Définir une stratégie claire
Mais
comment innover ? Les entreprises sont incitées depuis plusieurs années
à s'ouvrir, à nouer des partenariats avec des laboratoires de recherche
publique et avec d'autres entreprises... Mais quid de l'interne ? Pour
Jean-Christophe Saunière, associé responsable de l'offre innovation chez
PwC, l'innovation « interne », même si elle ne doit pas être exclusive,
présente bien des avantages. Elle se contrôle et se gère mieux grâce à
des plates-formes collaboratives. Qui plus est, elle valorise les
équipes jusqu'à atteindre, parfois, l'innovation de rupture. Mais rien
n'est possible sans un engagement fort de la direction de l'entreprise.
« Cet engagement permet d'aligner la stratégie de la direction générale
sur une stratégie d'innovation de façon claire et compréhensible par
les salariés, explique Romain Striffling, responsable de l'activité
de conseil en gestion de l'innovation et de la R&D chez
BearingPoint France. Pour que cet alignement fonctionne, encore
faut-il que le comité exécutif mette en place des indicateurs du suivi
de l'innovation avec autant de sérieux que le pilotage des ventes et du
cash. »
En effet, si le comité
exécutif, notamment la direction commerciale, n'est pas associé en amont
au processus d'innovation, celle-ci sera un échec au niveau des ventes.

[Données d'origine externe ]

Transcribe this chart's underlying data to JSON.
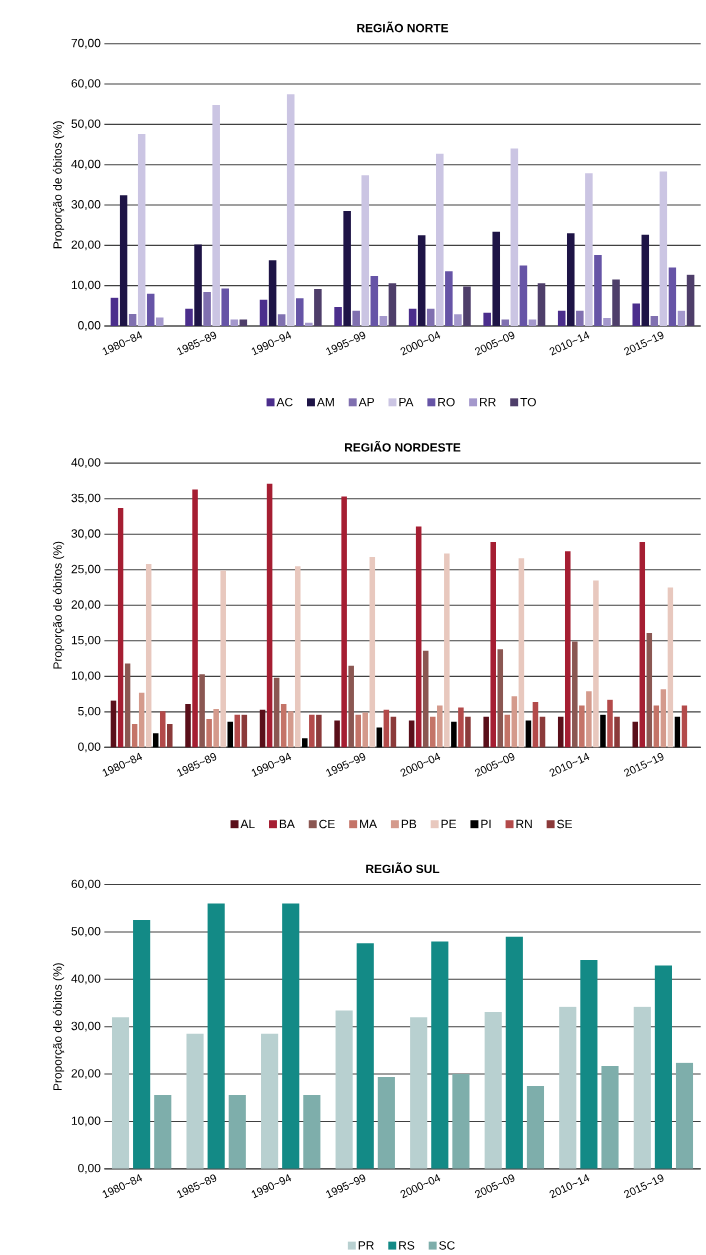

Malgré d'importants investissements en R & D, et même si les
produits innovants sont réussis, les objectifs de vente continueront
d'être assurés par les produits connus qui génèrent de la marge. Les
nouveaux produits risquent alors d'apparaître comme étrangers aux
commerciaux et de rester sur l'étagère. « Globalement, la
gouvernance de l'innovation doit réconcilier les objectifs à court terme
(réaliser le niveau de ventes prévu) et à moyen ou long termes
(explorer les nouveaux marchés, redéfinir l'entreprise…) », commente Romain Striffling.
Adapter l'organisation
Dans
la logique de l'alignement stratégique, créer de la valeur réclame une
organisation agile, flexible, rapide… Possible dans les start-up et PME. Très difficile dans les grands groupes. « Les
très grosses organisations peuvent avoir des profondeurs allant jusqu'à
13 niveaux hiérarchiques. Ce qui est incompatible avec l'appropriation
des projets innovants par les équipes », constate Jean-Christophe Saunière, associé PwC. « Il
faut alors ‘‘écraser'' la structure pour donner de la perspective aux
gens qui sont en bas et accélérer les temps de réponses entre le haut et
le bas. » Bref, innover exige avant tout de l'agilité
organisationnelle. Voire de l'innovation méthodologique. Parfois en
redécouvrant de bonnes vieilles recettes. Vous pensiez que Google avait
inventé l'innovation sur temps libre avec son célèbre 20 % (lire
ci-dessous) ? L'idée date pourtant de 1948 et est l'oeuvre de 3M. Depuis
lors, d'autres concepts ont fait leur chemin. En vrac : l'innovation
participative, l'innovation intensive (lire l'interview d'Armand
Hatchuel ci-contre), les incubateurs
de projets. Une chose est sûre : l'innovation interne est de plus en
plus sociale, voire populaire. D'où l'épineuse question de la
reconnaissance des salariés contributeurs. Mauvaise nouvelle : « A
la question ‘‘quelles sont les pistes d'amélioration des pratiques
managériales en France ?'', les salariés répondent : d'abord le respect,
la politesse et la courtoisie. Puis, la sanction des mauvais
comportements managériaux. Et la reconnaissances des idées et
l'association au changement », explique Christophe Laval, président
du cabinet de conseil VPRH, spécialisé sur le thème de la
reconnaissance qui a mené une étude sur 2.000 salariés. Pour innover, il
vaut donc mieux commencer par savoir dialoguer.